How do I extract the package version from debian/changelog?

Solution 1:

If you have version 1.17.0 or later, you can use

dpkg-parsechangelog --show-field Version

No need to process the output further then. This version is currently (February 2014) available in Debian Testing.

Solution 2:

There are numerous ways to do this.

dpkg-parsechangelog | sed -n 's/^Version: //p'

or alternatively:

dpkg-parsechangelog | grep Version: | cut -d' ' -f2-

Solution 3:

dpkg-parsechangelog works, and the earlier answer piping the output through sed/grep should be entirely robust. If you want to know precise details of the format of dpkg-parsechangelog output, and most other debian-style control files, see RFC 822. It is never ok for a deb package version to contain a newline, space, or any other special or control characters (see man deb-version), so the "Version: blah" line in the output will always be present, and it will always be a single line on its own.
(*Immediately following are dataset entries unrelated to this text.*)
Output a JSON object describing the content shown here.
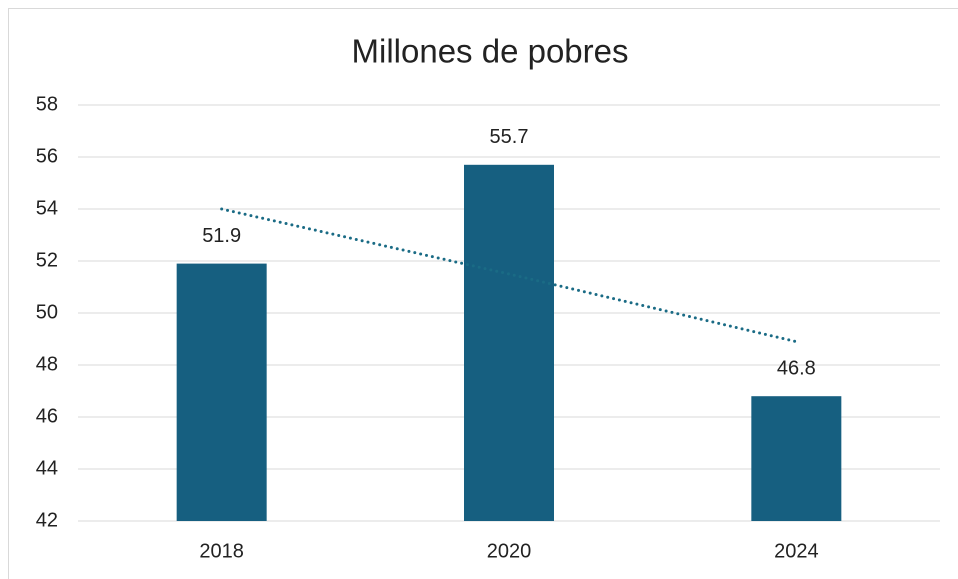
{
  "chart_data": {
    "type": "bar",
    "title": "Millones de pobres",
    "categories": [
      "2018",
      "2020",
      "2024"
    ],
    "values": [
      51.9,
      55.7,
      46.8
    ],
    "color": "#165f80",
    "ylim": [
      42,
      58
    ],
    "yticks": [
      42,
      44,
      46,
      48,
      50,
      52,
      54,
      56,
      58
    ],
    "grid": true,
    "trendline": {
      "values": [
        54.0,
        51.5,
        48.9
      ],
      "color": "#1a6b85"
    }
  }
}
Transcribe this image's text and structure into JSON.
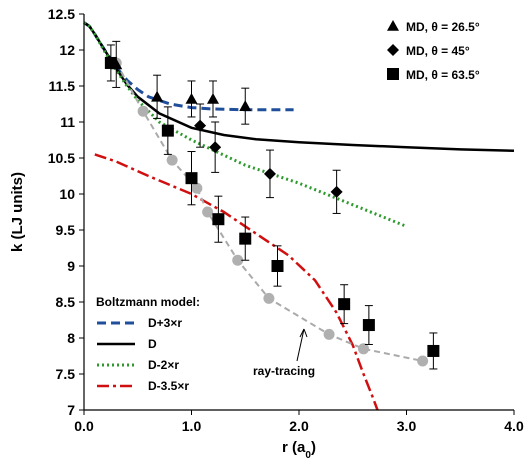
{
  "chart_data": {
    "type": "scatter",
    "xlabel": "r (a",
    "xlabel_sub": "0",
    "xlabel_end": ")",
    "ylabel": "k (LJ units)",
    "xlim": [
      0.0,
      4.0
    ],
    "ylim": [
      7,
      12.5
    ],
    "x_ticks": [
      "0.0",
      "1.0",
      "2.0",
      "3.0",
      "4.0"
    ],
    "y_ticks": [
      "7",
      "7.5",
      "8",
      "8.5",
      "9",
      "9.5",
      "10",
      "10.5",
      "11",
      "11.5",
      "12",
      "12.5"
    ],
    "x_tick_values": [
      0,
      1,
      2,
      3,
      4
    ],
    "y_tick_values": [
      7,
      7.5,
      8,
      8.5,
      9,
      9.5,
      10,
      10.5,
      11,
      11.5,
      12,
      12.5
    ],
    "legend_top": [
      {
        "label": "MD, θ = 26.5°",
        "marker": "triangle"
      },
      {
        "label": "MD, θ = 45°",
        "marker": "diamond"
      },
      {
        "label": "MD, θ = 63.5°",
        "marker": "square"
      }
    ],
    "legend_bottom": {
      "title": "Boltzmann model:",
      "items": [
        {
          "label": "D+3×r",
          "color": "#1f4e9a",
          "dash": "9,5",
          "width": 3
        },
        {
          "label": "D",
          "color": "#000000",
          "dash": "",
          "width": 2.5
        },
        {
          "label": "D-2×r",
          "color": "#2e9a2e",
          "dash": "2,3",
          "width": 3
        },
        {
          "label": "D-3.5×r",
          "color": "#d01010",
          "dash": "12,4,3,4",
          "width": 2.5
        }
      ]
    },
    "annotation": "ray-tracing",
    "colors": {
      "ray_tracing": "#aaaaaa",
      "ray_tracing_marker": "#b0b0b0"
    },
    "lines": [
      {
        "name": "D+3×r",
        "points": [
          [
            0,
            12.38
          ],
          [
            0.05,
            12.33
          ],
          [
            0.1,
            12.22
          ],
          [
            0.2,
            11.98
          ],
          [
            0.3,
            11.76
          ],
          [
            0.4,
            11.58
          ],
          [
            0.5,
            11.45
          ],
          [
            0.6,
            11.35
          ],
          [
            0.8,
            11.25
          ],
          [
            1.0,
            11.2
          ],
          [
            1.2,
            11.18
          ],
          [
            1.5,
            11.17
          ],
          [
            1.8,
            11.17
          ],
          [
            1.95,
            11.17
          ]
        ]
      },
      {
        "name": "D",
        "points": [
          [
            0,
            12.38
          ],
          [
            0.05,
            12.33
          ],
          [
            0.1,
            12.22
          ],
          [
            0.2,
            11.98
          ],
          [
            0.3,
            11.74
          ],
          [
            0.4,
            11.52
          ],
          [
            0.5,
            11.35
          ],
          [
            0.7,
            11.12
          ],
          [
            1.0,
            10.92
          ],
          [
            1.3,
            10.82
          ],
          [
            1.6,
            10.76
          ],
          [
            2.0,
            10.72
          ],
          [
            2.5,
            10.68
          ],
          [
            3.0,
            10.65
          ],
          [
            3.5,
            10.62
          ],
          [
            4.0,
            10.6
          ]
        ]
      },
      {
        "name": "D-2×r",
        "points": [
          [
            0,
            12.38
          ],
          [
            0.05,
            12.33
          ],
          [
            0.1,
            12.22
          ],
          [
            0.2,
            11.96
          ],
          [
            0.3,
            11.72
          ],
          [
            0.4,
            11.5
          ],
          [
            0.5,
            11.3
          ],
          [
            0.7,
            11.0
          ],
          [
            1.0,
            10.75
          ],
          [
            1.5,
            10.4
          ],
          [
            2.0,
            10.15
          ],
          [
            2.5,
            9.85
          ],
          [
            3.0,
            9.55
          ]
        ]
      },
      {
        "name": "D-3.5×r",
        "points": [
          [
            0.1,
            10.55
          ],
          [
            0.3,
            10.45
          ],
          [
            0.6,
            10.25
          ],
          [
            1.0,
            10.0
          ],
          [
            1.3,
            9.75
          ],
          [
            1.6,
            9.45
          ],
          [
            1.9,
            9.15
          ],
          [
            2.15,
            8.8
          ],
          [
            2.35,
            8.35
          ],
          [
            2.5,
            7.9
          ],
          [
            2.6,
            7.5
          ],
          [
            2.68,
            7.2
          ],
          [
            2.73,
            7.0
          ]
        ]
      }
    ],
    "ray_tracing_points": [
      [
        0.3,
        11.82
      ],
      [
        0.55,
        11.15
      ],
      [
        0.82,
        10.47
      ],
      [
        1.05,
        10.08
      ],
      [
        1.15,
        9.75
      ],
      [
        1.43,
        9.08
      ],
      [
        1.72,
        8.55
      ],
      [
        2.28,
        8.05
      ],
      [
        2.6,
        7.85
      ],
      [
        3.15,
        7.68
      ]
    ],
    "series": [
      {
        "name": "MD, θ = 26.5°",
        "marker": "triangle",
        "points": [
          [
            0.3,
            11.8,
            0.32
          ],
          [
            0.68,
            11.35,
            0.3
          ],
          [
            1.0,
            11.32,
            0.25
          ],
          [
            1.2,
            11.32,
            0.25
          ],
          [
            1.5,
            11.22,
            0.25
          ]
        ]
      },
      {
        "name": "MD, θ = 45°",
        "marker": "diamond",
        "points": [
          [
            1.08,
            10.95,
            0.3
          ],
          [
            1.22,
            10.65,
            0.35
          ],
          [
            1.73,
            10.28,
            0.33
          ],
          [
            2.35,
            10.03,
            0.3
          ]
        ]
      },
      {
        "name": "MD, θ = 63.5°",
        "marker": "square",
        "points": [
          [
            0.25,
            11.82,
            0.25
          ],
          [
            0.78,
            10.88,
            0.33
          ],
          [
            1.0,
            10.22,
            0.37
          ],
          [
            1.25,
            9.65,
            0.32
          ],
          [
            1.5,
            9.38,
            0.3
          ],
          [
            1.8,
            9.0,
            0.28
          ],
          [
            2.42,
            8.47,
            0.27
          ],
          [
            2.65,
            8.18,
            0.27
          ],
          [
            3.25,
            7.82,
            0.25
          ]
        ]
      }
    ]
  }
}
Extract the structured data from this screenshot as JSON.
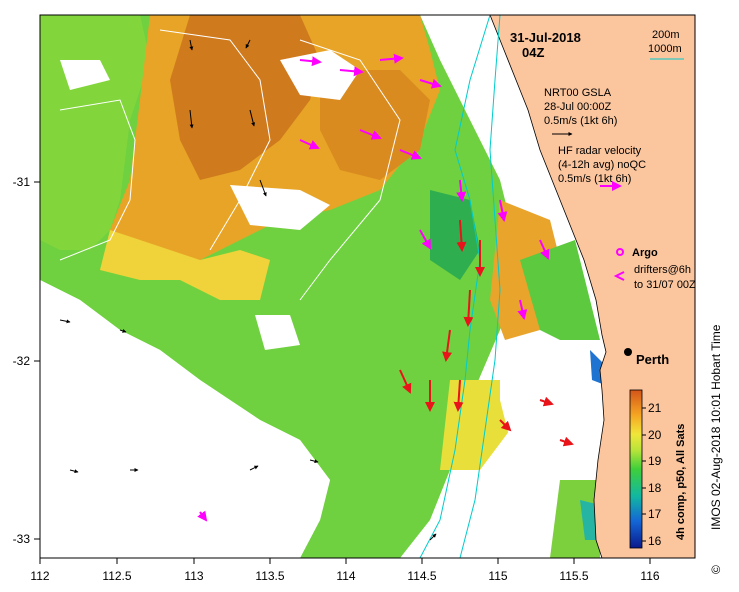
{
  "header": {
    "date": "31-Jul-2018",
    "time": "04Z"
  },
  "contour_legend": {
    "label_1": "200m",
    "label_2": "1000m",
    "line_color": "#00cccc"
  },
  "gsla": {
    "line1": "NRT00 GSLA",
    "line2": "28-Jul 00:00Z",
    "scale": "0.5m/s (1kt 6h)"
  },
  "hf_radar": {
    "line1": "HF radar velocity",
    "line2": "(4-12h avg) noQC",
    "scale": "0.5m/s (1kt 6h)",
    "color": "#ff00ff"
  },
  "argo": {
    "label": "Argo"
  },
  "drifters": {
    "line1": "drifters@6h",
    "line2": "to 31/07 00Z"
  },
  "city": {
    "name": "Perth"
  },
  "colorbar": {
    "label": "4h comp, p50, All Sats",
    "ticks": [
      "21",
      "20",
      "19",
      "18",
      "17",
      "16"
    ],
    "min": 15.5,
    "max": 21.5
  },
  "credit": "IMOS 02-Aug-2018 10:01 Hobart Time",
  "copyright": "©",
  "axes": {
    "x_ticks": [
      "112",
      "112.5",
      "113",
      "113.5",
      "114",
      "114.5",
      "115",
      "115.5",
      "116"
    ],
    "y_ticks": [
      "-31",
      "-32",
      "-33"
    ],
    "xlim": [
      112,
      116.3
    ],
    "ylim": [
      -33.05,
      -30.1
    ]
  },
  "colors": {
    "land": "#fbc59e",
    "coast": "#000000",
    "current_vector": "#e8141a",
    "vector": "#000000"
  }
}
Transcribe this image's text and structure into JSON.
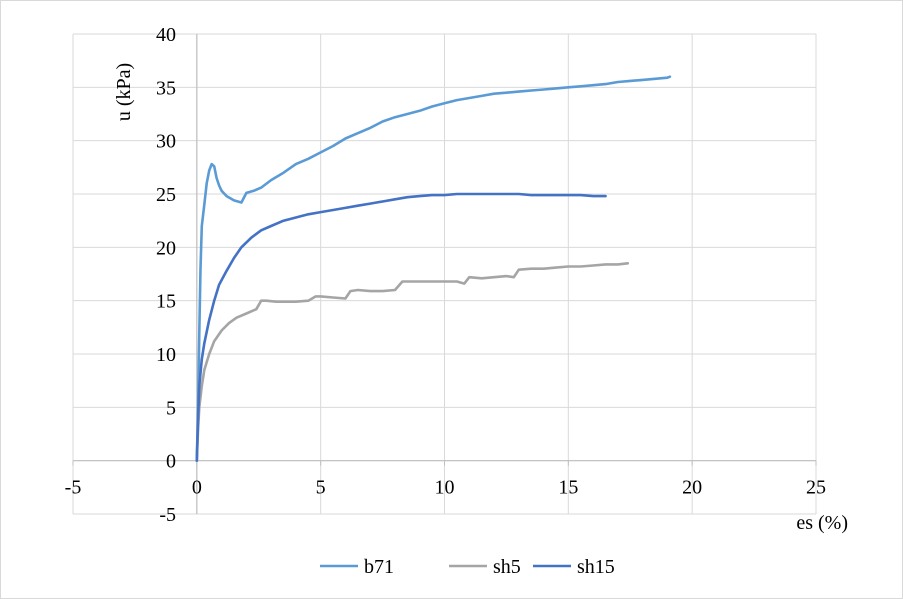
{
  "chart_data": {
    "type": "line",
    "xlabel": "es (%)",
    "ylabel": "u (kPa)",
    "xlim": [
      -5,
      25
    ],
    "ylim": [
      -5,
      40
    ],
    "x_ticks": [
      -5,
      0,
      5,
      10,
      15,
      20,
      25
    ],
    "y_ticks": [
      -5,
      0,
      5,
      10,
      15,
      20,
      25,
      30,
      35,
      40
    ],
    "grid": true,
    "legend_position": "bottom",
    "series": [
      {
        "name": "b71",
        "color": "#5B9BD5",
        "x": [
          0,
          0.05,
          0.1,
          0.15,
          0.2,
          0.3,
          0.4,
          0.5,
          0.6,
          0.7,
          0.8,
          0.9,
          1.0,
          1.2,
          1.5,
          1.8,
          2.0,
          2.3,
          2.6,
          3.0,
          3.5,
          4.0,
          4.5,
          5.0,
          5.5,
          6.0,
          6.5,
          7.0,
          7.5,
          8.0,
          8.5,
          9.0,
          9.5,
          10.0,
          10.5,
          11.0,
          11.5,
          12.0,
          12.5,
          13.0,
          13.5,
          14.0,
          14.5,
          15.0,
          15.5,
          16.0,
          16.5,
          17.0,
          17.5,
          18.0,
          18.5,
          19.0,
          19.1
        ],
        "y": [
          0,
          5,
          12,
          18,
          22,
          24,
          26,
          27.2,
          27.8,
          27.6,
          26.5,
          25.8,
          25.3,
          24.8,
          24.4,
          24.2,
          25.1,
          25.3,
          25.6,
          26.3,
          27.0,
          27.8,
          28.3,
          28.9,
          29.5,
          30.2,
          30.7,
          31.2,
          31.8,
          32.2,
          32.5,
          32.8,
          33.2,
          33.5,
          33.8,
          34.0,
          34.2,
          34.4,
          34.5,
          34.6,
          34.7,
          34.8,
          34.9,
          35.0,
          35.1,
          35.2,
          35.3,
          35.5,
          35.6,
          35.7,
          35.8,
          35.9,
          36.0
        ]
      },
      {
        "name": "sh5",
        "color": "#A5A5A5",
        "x": [
          0,
          0.05,
          0.1,
          0.2,
          0.3,
          0.5,
          0.7,
          1.0,
          1.3,
          1.6,
          2.0,
          2.4,
          2.6,
          2.8,
          3.2,
          3.6,
          4.0,
          4.5,
          4.8,
          5.0,
          5.5,
          6.0,
          6.2,
          6.5,
          7.0,
          7.5,
          8.0,
          8.3,
          8.5,
          9.0,
          9.5,
          10.0,
          10.5,
          10.8,
          11.0,
          11.5,
          12.0,
          12.5,
          12.8,
          13.0,
          13.5,
          14.0,
          14.5,
          15.0,
          15.5,
          16.0,
          16.5,
          17.0,
          17.4
        ],
        "y": [
          0,
          3,
          5,
          7,
          8.5,
          10,
          11.2,
          12.2,
          12.9,
          13.4,
          13.8,
          14.2,
          15.0,
          15.0,
          14.9,
          14.9,
          14.9,
          15.0,
          15.4,
          15.4,
          15.3,
          15.2,
          15.9,
          16.0,
          15.9,
          15.9,
          16.0,
          16.8,
          16.8,
          16.8,
          16.8,
          16.8,
          16.8,
          16.6,
          17.2,
          17.1,
          17.2,
          17.3,
          17.2,
          17.9,
          18.0,
          18.0,
          18.1,
          18.2,
          18.2,
          18.3,
          18.4,
          18.4,
          18.5
        ]
      },
      {
        "name": "sh15",
        "color": "#4472C4",
        "x": [
          0,
          0.05,
          0.1,
          0.2,
          0.3,
          0.5,
          0.7,
          0.9,
          1.2,
          1.5,
          1.8,
          2.2,
          2.6,
          3.0,
          3.5,
          4.0,
          4.5,
          5.0,
          5.5,
          6.0,
          6.5,
          7.0,
          7.5,
          8.0,
          8.5,
          9.0,
          9.5,
          10.0,
          10.5,
          11.0,
          11.5,
          12.0,
          12.5,
          13.0,
          13.5,
          14.0,
          14.5,
          15.0,
          15.5,
          16.0,
          16.5
        ],
        "y": [
          0,
          4,
          7,
          9.5,
          11,
          13.2,
          15.0,
          16.5,
          17.8,
          19.0,
          20.0,
          20.9,
          21.6,
          22.0,
          22.5,
          22.8,
          23.1,
          23.3,
          23.5,
          23.7,
          23.9,
          24.1,
          24.3,
          24.5,
          24.7,
          24.8,
          24.9,
          24.9,
          25.0,
          25.0,
          25.0,
          25.0,
          25.0,
          25.0,
          24.9,
          24.9,
          24.9,
          24.9,
          24.9,
          24.8,
          24.8
        ]
      }
    ]
  }
}
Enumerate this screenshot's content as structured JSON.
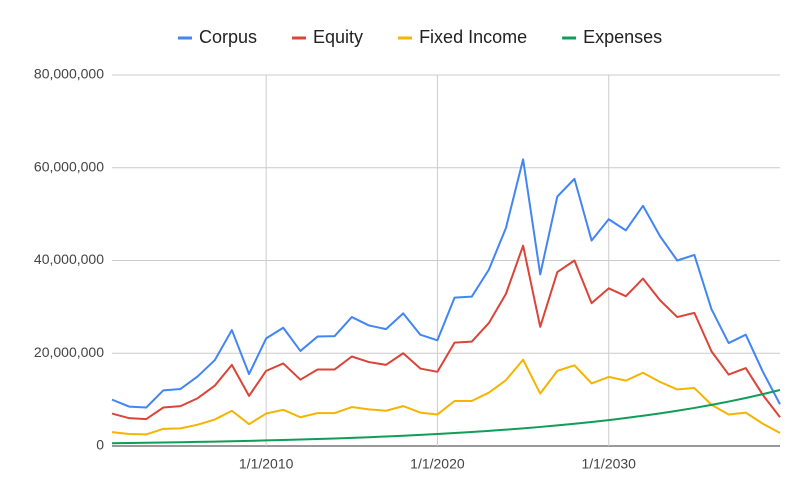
{
  "chart_data": {
    "type": "line",
    "x": [
      "1/1/2001",
      "1/1/2002",
      "1/1/2003",
      "1/1/2004",
      "1/1/2005",
      "1/1/2006",
      "1/1/2007",
      "1/1/2008",
      "1/1/2009",
      "1/1/2010",
      "1/1/2011",
      "1/1/2012",
      "1/1/2013",
      "1/1/2014",
      "1/1/2015",
      "1/1/2016",
      "1/1/2017",
      "1/1/2018",
      "1/1/2019",
      "1/1/2020",
      "1/1/2021",
      "1/1/2022",
      "1/1/2023",
      "1/1/2024",
      "1/1/2025",
      "1/1/2026",
      "1/1/2027",
      "1/1/2028",
      "1/1/2029",
      "1/1/2030",
      "1/1/2031",
      "1/1/2032",
      "1/1/2033",
      "1/1/2034",
      "1/1/2035",
      "1/1/2036",
      "1/1/2037",
      "1/1/2038",
      "1/1/2039",
      "1/1/2040"
    ],
    "series": [
      {
        "name": "Corpus",
        "color": "#4285f4",
        "values": [
          10000000,
          8500000,
          8300000,
          12000000,
          12300000,
          15000000,
          18500000,
          25000000,
          15500000,
          23200000,
          25500000,
          20500000,
          23600000,
          23700000,
          27800000,
          26000000,
          25200000,
          28600000,
          24000000,
          22800000,
          32000000,
          32200000,
          38000000,
          47000000,
          61800000,
          37000000,
          53800000,
          57600000,
          44300000,
          48900000,
          46500000,
          51800000,
          45200000,
          40000000,
          41200000,
          29500000,
          22200000,
          24000000,
          16000000,
          9000000
        ]
      },
      {
        "name": "Equity",
        "color": "#db4437",
        "values": [
          7000000,
          6000000,
          5800000,
          8300000,
          8600000,
          10300000,
          13000000,
          17500000,
          10800000,
          16200000,
          17800000,
          14300000,
          16500000,
          16500000,
          19300000,
          18100000,
          17500000,
          20000000,
          16700000,
          16000000,
          22300000,
          22500000,
          26500000,
          32800000,
          43200000,
          25700000,
          37500000,
          40000000,
          30800000,
          34000000,
          32300000,
          36100000,
          31400000,
          27800000,
          28700000,
          20400000,
          15400000,
          16800000,
          11000000,
          6200000
        ]
      },
      {
        "name": "Fixed Income",
        "color": "#f4b400",
        "values": [
          3000000,
          2600000,
          2500000,
          3700000,
          3800000,
          4600000,
          5700000,
          7600000,
          4700000,
          7000000,
          7800000,
          6200000,
          7100000,
          7100000,
          8400000,
          7900000,
          7600000,
          8600000,
          7200000,
          6800000,
          9700000,
          9700000,
          11500000,
          14200000,
          18600000,
          11300000,
          16200000,
          17400000,
          13500000,
          14900000,
          14100000,
          15800000,
          13800000,
          12200000,
          12500000,
          8900000,
          6800000,
          7200000,
          4800000,
          2800000
        ]
      },
      {
        "name": "Expenses",
        "color": "#0f9d58",
        "values": [
          600000,
          650000,
          700000,
          760000,
          820000,
          880000,
          950000,
          1030000,
          1110000,
          1200000,
          1300000,
          1400000,
          1510000,
          1630000,
          1760000,
          1900000,
          2060000,
          2220000,
          2400000,
          2590000,
          2800000,
          3020000,
          3260000,
          3520000,
          3800000,
          4110000,
          4440000,
          4790000,
          5180000,
          5590000,
          6040000,
          6520000,
          7040000,
          7610000,
          8210000,
          8870000,
          9580000,
          10350000,
          11180000,
          12070000
        ]
      }
    ],
    "xlim": [
      "1/1/2001",
      "1/1/2040"
    ],
    "xticks": [
      "1/1/2010",
      "1/1/2020",
      "1/1/2030"
    ],
    "ylim": [
      0,
      80000000
    ],
    "yticks": [
      0,
      {
        "value": 20000000,
        "label": "20,000,000"
      },
      {
        "value": 40000000,
        "label": "40,000,000"
      },
      {
        "value": 60000000,
        "label": "60,000,000"
      },
      {
        "value": 80000000,
        "label": "80,000,000"
      }
    ],
    "grid": true,
    "legend": "top"
  }
}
However, dpkg-parsechangelog is a very heavy program to run just to get the current version number from a changelog. It has to run Perl and load an impressively large number of libraries in order to give you a result, most of which you won't use. On slower platforms, or with slow file storage media, or when you need to do this version parsing lots of times, it will prove quite painfully slow. Instead, just use whatever is inside the first set of parentheses on the first line:

head -1 debian/changelog | awk -F'[()]' '{print $2}'

That will get you the correct current package version with any valid changelog file using the standard format (and nonstandard debian/changelog formats are, for all practical general purposes, never used).